Se pareceu convincente ao leitor, pago-me da tarefa desta apresentação. Como professor e apaixonado por Literatura, agrada-me entende-la como o lugar que, ao mesmo tempo que potencializa nossas fantasias, também as perturba, provocando em nós questionamentos sobre o mundo e sobre nós mesmos. Para lembrar o ensinamento do grande mestre e crítico literário Antonio Candido, a literatura tem como função o prazer (que ele chama de função psicológica), pois nos permite caminhar pelas veredas dos nossos sonhos e fantasias, mas, ao mesmo tempo, essa função traduz-se em função educativa, pois, ao nos colocar em contato com o universo particular do autor, nos coloca em contato com suas experiências e visões de mundo que nos ajuda a reavaliar o mundo e nós mesmos.
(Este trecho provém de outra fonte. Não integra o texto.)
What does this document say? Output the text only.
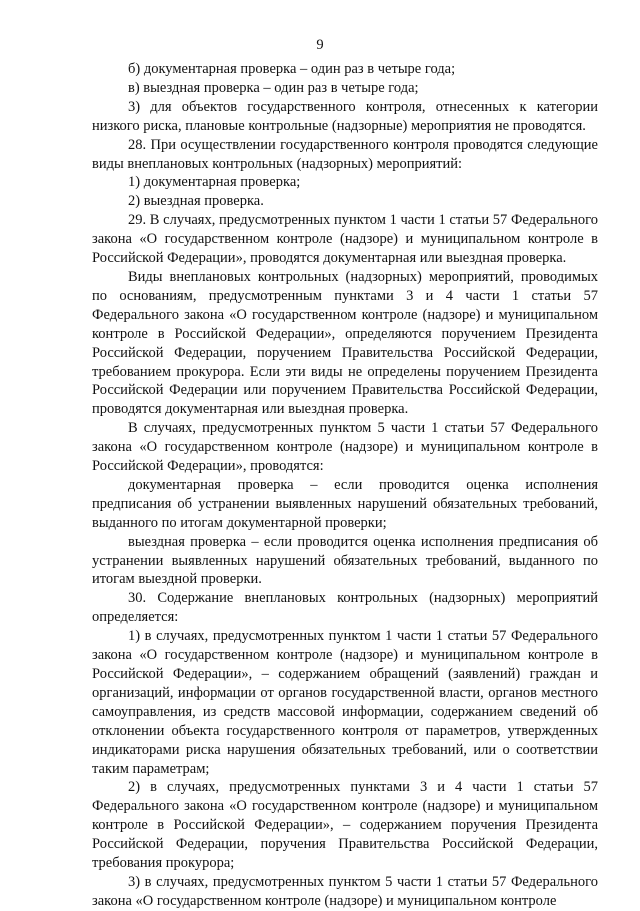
9

б) документарная проверка – один раз в четыре года;

в) выездная проверка – один раз в четыре года;

3) для объектов государственного контроля, отнесенных к категории низкого риска, плановые контрольные (надзорные) мероприятия не проводятся.

28. При осуществлении государственного контроля проводятся следующие виды внеплановых контрольных (надзорных) мероприятий:

1) документарная проверка;

2) выездная проверка.

29. В случаях, предусмотренных пунктом 1 части 1 статьи 57 Федерального закона «О государственном контроле (надзоре) и муниципальном контроле в Российской Федерации», проводятся документарная или выездная проверка.

Виды внеплановых контрольных (надзорных) мероприятий, проводимых по основаниям, предусмотренным пунктами 3 и 4 части 1 статьи 57 Федерального закона «О государственном контроле (надзоре) и муниципальном контроле в Российской Федерации», определяются поручением Президента Российской Федерации, поручением Правительства Российской Федерации, требованием прокурора. Если эти виды не определены поручением Президента Российской Федерации или поручением Правительства Российской Федерации, проводятся документарная или выездная проверка.

В случаях, предусмотренных пунктом 5 части 1 статьи 57 Федерального закона «О государственном контроле (надзоре) и муниципальном контроле в Российской Федерации», проводятся:

документарная проверка – если проводится оценка исполнения предписания об устранении выявленных нарушений обязательных требований, выданного по итогам документарной проверки;

выездная проверка – если проводится оценка исполнения предписания об устранении выявленных нарушений обязательных требований, выданного по итогам выездной проверки.

30. Содержание внеплановых контрольных (надзорных) мероприятий определяется:

1) в случаях, предусмотренных пунктом 1 части 1 статьи 57 Федерального закона «О государственном контроле (надзоре) и муниципальном контроле в Российской Федерации», – содержанием обращений (заявлений) граждан и организаций, информации от органов государственной власти, органов местного самоуправления, из средств массовой информации, содержанием сведений об отклонении объекта государственного контроля от параметров, утвержденных индикаторами риска нарушения обязательных требований, или о соответствии таким параметрам;

2) в случаях, предусмотренных пунктами 3 и 4 части 1 статьи 57 Федерального закона «О государственном контроле (надзоре) и муниципальном контроле в Российской Федерации», – содержанием поручения Президента Российской Федерации, поручения Правительства Российской Федерации, требования прокурора;

3) в случаях, предусмотренных пунктом 5 части 1 статьи 57 Федерального закона «О государственном контроле (надзоре) и муниципальном контроле
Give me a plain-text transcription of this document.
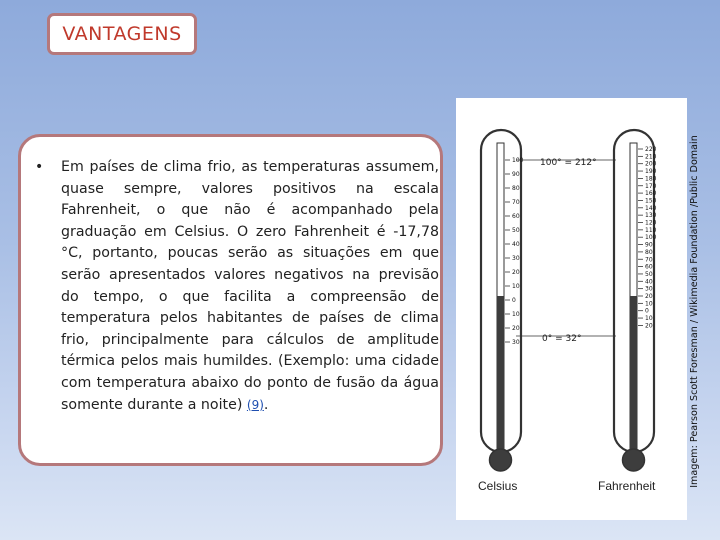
VANTAGENS
• Em países de clima frio, as temperaturas assumem, quase sempre, valores positivos na escala Fahrenheit, o que não é acompanhado pela graduação em Celsius. O zero Fahrenheit é -17,78 °C, portanto, poucas serão as situações em que serão apresentados valores negativos na previsão do tempo, o que facilita a compreensão de temperatura pelos habitantes de países de clima frio, principalmente para cálculos de amplitude térmica pelos mais humildes. (Exemplo: uma cidade com temperatura abaixo do ponto de fusão da água somente durante a noite) (9).
100
90
80
70
60
50
40
30
20
10
0
10
20
30
220
210
200
190
180
170
160
150
140
130
120
110
100
90
80
70
60
50
40
30
20
10
0
10
20
100° = 212°
0° = 32°
Celsius	Fahrenheit	Imagem: Pearson Scott Foresman / Wikimedia Foundation /Public Domain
Essa reavaliação tem o efeito humanizador, pois, por meio da troca entre o nosso horizonte de expectativa e a experiência estética do autor, ampliamos os nossos horizontes e passamos a ver o mundo com outros olhos. Para fechar, deixo ao leitor uma das lições mais bonita do jagunço-narrador Riobaldo:
“(…) podemos afirmar que as pessoas não estão sempre iguais, ainda não foram terminadas – mas que elas vão sempre mudando. Afinam ou desafinam. Verdade maior.”